Les six suites pour violoncelle, cela fait partie de mon enfance. C’est mon père qui m’appelle dans le salon, avec le célèbre enregistrement mono de Pablo Casals de la sixième suite, ou parfois la cinquième, sur le tourne-disque. Le discours paternel est ponctué par la question si cela me plaît. Et moi, ce n’est pas que je n’aime pas, mais c’est très ardu ; je me sens comme tombée dans une conférence sur les compléments circonstanciels en veux persan, et à dix ans, on a de légers problèmes de compréhension. Je fais donc semblante d’aimer, et avec le temps je m’habitue.
Et en dépit de mon manque de musicalité que mon père me jettait comme une tare à ses mauvais moments, à force de m’épanouir dans la chorale de mon école, le déclic s’est produit un jour : soudain je «pige» Bach ; et je le kiffe grave. Cela devient de la musique sacrée pour moi, plus sacrée que celle qui s’affiche comme telle.

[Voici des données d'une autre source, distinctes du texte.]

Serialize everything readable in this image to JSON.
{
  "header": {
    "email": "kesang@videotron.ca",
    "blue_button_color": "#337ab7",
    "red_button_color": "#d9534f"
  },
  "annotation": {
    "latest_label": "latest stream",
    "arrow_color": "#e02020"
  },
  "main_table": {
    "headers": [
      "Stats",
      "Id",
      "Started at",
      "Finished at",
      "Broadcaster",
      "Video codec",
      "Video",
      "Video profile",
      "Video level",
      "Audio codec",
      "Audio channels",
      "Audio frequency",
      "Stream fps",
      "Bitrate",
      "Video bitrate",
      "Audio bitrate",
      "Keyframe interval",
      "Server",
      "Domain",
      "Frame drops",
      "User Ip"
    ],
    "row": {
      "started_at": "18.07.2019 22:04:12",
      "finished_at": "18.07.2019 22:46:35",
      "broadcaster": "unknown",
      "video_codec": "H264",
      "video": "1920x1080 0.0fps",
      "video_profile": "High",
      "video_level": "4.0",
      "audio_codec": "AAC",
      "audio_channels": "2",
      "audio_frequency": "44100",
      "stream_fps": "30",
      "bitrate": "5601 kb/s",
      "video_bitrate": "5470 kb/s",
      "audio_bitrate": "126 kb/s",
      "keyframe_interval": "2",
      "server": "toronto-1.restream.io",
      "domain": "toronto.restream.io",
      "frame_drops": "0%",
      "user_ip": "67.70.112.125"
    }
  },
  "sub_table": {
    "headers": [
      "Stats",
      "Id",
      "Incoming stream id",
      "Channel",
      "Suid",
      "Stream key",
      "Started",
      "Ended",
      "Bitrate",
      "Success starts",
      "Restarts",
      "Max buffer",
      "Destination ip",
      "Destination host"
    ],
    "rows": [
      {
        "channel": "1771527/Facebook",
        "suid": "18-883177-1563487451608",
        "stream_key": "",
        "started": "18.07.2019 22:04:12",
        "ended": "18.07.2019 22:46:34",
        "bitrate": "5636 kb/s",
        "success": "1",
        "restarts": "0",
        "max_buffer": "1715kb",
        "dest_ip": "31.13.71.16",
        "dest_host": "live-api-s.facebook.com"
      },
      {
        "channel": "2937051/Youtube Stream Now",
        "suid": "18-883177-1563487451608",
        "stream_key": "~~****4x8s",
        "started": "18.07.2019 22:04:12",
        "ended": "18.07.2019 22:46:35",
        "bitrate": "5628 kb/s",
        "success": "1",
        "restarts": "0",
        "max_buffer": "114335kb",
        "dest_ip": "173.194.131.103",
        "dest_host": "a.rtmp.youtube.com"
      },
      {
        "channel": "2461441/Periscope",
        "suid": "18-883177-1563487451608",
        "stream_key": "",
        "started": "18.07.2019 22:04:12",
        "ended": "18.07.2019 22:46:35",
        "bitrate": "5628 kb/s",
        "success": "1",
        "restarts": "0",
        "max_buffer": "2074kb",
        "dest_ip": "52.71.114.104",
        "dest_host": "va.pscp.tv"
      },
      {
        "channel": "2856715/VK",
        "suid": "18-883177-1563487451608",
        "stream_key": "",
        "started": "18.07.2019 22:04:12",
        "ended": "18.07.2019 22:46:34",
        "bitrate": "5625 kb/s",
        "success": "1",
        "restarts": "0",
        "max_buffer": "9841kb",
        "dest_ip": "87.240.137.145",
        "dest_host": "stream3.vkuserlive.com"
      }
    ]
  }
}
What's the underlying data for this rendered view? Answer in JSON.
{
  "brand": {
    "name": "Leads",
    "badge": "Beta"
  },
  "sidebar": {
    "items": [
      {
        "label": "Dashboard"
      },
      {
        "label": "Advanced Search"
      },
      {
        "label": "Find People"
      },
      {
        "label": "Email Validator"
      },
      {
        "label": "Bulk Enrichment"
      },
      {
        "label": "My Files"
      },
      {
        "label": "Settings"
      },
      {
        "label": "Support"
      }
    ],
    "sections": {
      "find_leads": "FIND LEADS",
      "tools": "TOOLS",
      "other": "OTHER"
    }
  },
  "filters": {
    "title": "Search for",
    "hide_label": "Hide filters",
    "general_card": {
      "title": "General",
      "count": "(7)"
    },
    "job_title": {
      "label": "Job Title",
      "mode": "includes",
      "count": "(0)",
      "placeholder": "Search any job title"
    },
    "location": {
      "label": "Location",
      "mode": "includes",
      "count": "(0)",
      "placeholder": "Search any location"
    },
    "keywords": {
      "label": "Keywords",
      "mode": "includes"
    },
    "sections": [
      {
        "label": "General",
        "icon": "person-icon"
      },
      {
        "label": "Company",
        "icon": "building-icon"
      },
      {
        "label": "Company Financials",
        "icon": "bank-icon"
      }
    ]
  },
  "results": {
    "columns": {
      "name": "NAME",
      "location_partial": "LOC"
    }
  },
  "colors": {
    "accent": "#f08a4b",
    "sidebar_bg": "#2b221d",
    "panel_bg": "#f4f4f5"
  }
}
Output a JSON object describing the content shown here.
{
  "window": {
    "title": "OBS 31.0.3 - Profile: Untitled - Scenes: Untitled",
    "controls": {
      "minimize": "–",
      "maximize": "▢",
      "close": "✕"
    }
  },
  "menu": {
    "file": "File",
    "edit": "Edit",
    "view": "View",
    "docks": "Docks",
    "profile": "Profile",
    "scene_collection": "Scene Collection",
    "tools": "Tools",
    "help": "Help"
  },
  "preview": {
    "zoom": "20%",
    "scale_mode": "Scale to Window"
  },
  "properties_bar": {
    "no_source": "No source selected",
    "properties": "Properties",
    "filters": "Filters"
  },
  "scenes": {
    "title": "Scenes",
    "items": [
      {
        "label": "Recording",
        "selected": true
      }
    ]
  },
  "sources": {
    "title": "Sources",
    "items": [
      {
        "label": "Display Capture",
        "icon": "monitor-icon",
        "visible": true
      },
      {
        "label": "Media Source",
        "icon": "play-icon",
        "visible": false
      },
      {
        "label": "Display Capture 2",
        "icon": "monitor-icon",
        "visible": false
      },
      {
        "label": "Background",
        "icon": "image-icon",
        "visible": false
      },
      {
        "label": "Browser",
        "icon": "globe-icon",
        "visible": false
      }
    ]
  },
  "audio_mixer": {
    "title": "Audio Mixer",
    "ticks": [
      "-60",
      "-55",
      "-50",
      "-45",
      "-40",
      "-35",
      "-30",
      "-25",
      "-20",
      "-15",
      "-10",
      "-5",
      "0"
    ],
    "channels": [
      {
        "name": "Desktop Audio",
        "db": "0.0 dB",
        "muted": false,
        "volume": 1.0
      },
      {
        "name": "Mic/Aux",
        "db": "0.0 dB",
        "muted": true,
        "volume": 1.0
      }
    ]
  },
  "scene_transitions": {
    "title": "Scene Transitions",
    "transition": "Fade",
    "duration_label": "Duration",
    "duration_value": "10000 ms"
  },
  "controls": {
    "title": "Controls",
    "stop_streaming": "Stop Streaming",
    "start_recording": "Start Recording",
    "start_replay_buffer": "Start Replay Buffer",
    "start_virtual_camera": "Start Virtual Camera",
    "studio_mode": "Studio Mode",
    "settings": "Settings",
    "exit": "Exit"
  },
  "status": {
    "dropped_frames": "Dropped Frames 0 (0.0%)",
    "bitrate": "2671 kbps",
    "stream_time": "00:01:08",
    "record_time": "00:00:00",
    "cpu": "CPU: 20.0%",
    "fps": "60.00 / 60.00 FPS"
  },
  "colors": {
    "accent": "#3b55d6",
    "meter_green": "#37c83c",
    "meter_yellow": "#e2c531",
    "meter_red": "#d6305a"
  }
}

Puis, le Prélude et le Menuet I de la Suite n° 1 BWV 1007, c’est le summum de ce que j’ai jamais joué moi-même au violoncelle. Instrument que je n’ai plus touché depuis près de huit ans. Mais qui a mon amour. Comment pouvait-il en être autrement, étant donné que c’est l’instrument le plus sexy de tous ? En fait, «jouer», ça ne veut pas dire «pour faire écouter» ! Noooooon—c’était imbuvable pour toute personne qui n’était pas moi (ou mon prof de violoncelle, à la limite, qui était payé pour) ! C’était juste que j’étais capable de commencer au début et arriver à la fin – c’est comme traverser Paris en voiture… pas de prétention ! Mais quel bonheur de jouer ça !
Ensuite, c’est Pierre Fournier chez Koz. Ben, Fournier est sans aucun doute un grand violoncelliste, mais avec Misha Maisky il appartient à une école qui n’a pas ma préférence. Trop convexe, le son ; trop égocentrique ; des ritardandos où j’en vois pas. Et pour Bach, pour tout Bach, même ses morceaux faciles (les inventions à deux voix, par exemple), le truc est que tout tient ensemble du début à la fin. Quand on joue la dernière note, il faut se rappeler comment on a joué la première—c’est un tout cohérent qui ne se découpe pas en passages à aligner. Et ça aussi, Fournier ne le respecte pas.
Donc qui ? Je garde en mémoire l’éblouissement que j’ai ressenti en écoutant Truls Mørk à la radio une fois. En général, je suis fan de Rostropovich—il est absolument top top top dans le Quatuor pour la fin du temps de Messiaen et pour tout le répertoire du romantisme allemand—mais force est de constater que si Fournier démarre comme un éléphant, Rostropovich, lui, attaque comme un bûcheron :
Non, vraiment, j’ai entendu mieux. Je préfère presque Fournier. Ceci dit, dans le Prélude de la quatrième suite, l’interprétation de Rostropovich n’est pas aussi mauvaise que ça (!!! sacrilège !!!) :
Je vous présenterais bien d’autres, mais Rostro est le seul que j’ai en format numérique. J’ai réduit la qualité (donc cela ne remplace nullement l’achat du CD...). [Dites-moi si ça marche pour dewplayer—c’est la première fois que je l’utilise.]
[Appris au vérificateur d’orthographe : ritardando (non, ce n’est pas s’attardant, même si le mot signifie cela plus ou moins, et il s’appelle vraiment Rostropovich en transcription latine, et pas Qu’apostrophai.)]
Le dewplayer marche impec depuis ma config en tout cas (Mac / Firefox).
Rostro… non, c’est trop rapide, trop pressé pour moi, j’ai l’impression qu’il cherche à s’en débarrasser.
Impec chez moi (FF/PC & IE/PC)
Je n’aime pas non plus vraiment la version de Rostro, ni celle de Yoy-Yo Ma, qui sont pourtant les violoncellistes que je rpéfère par dessus tout (oui, je suis pas très original).
J’aime beaucoup celle d’Anner Bylsma ou, différemment, celle de Janos Starker.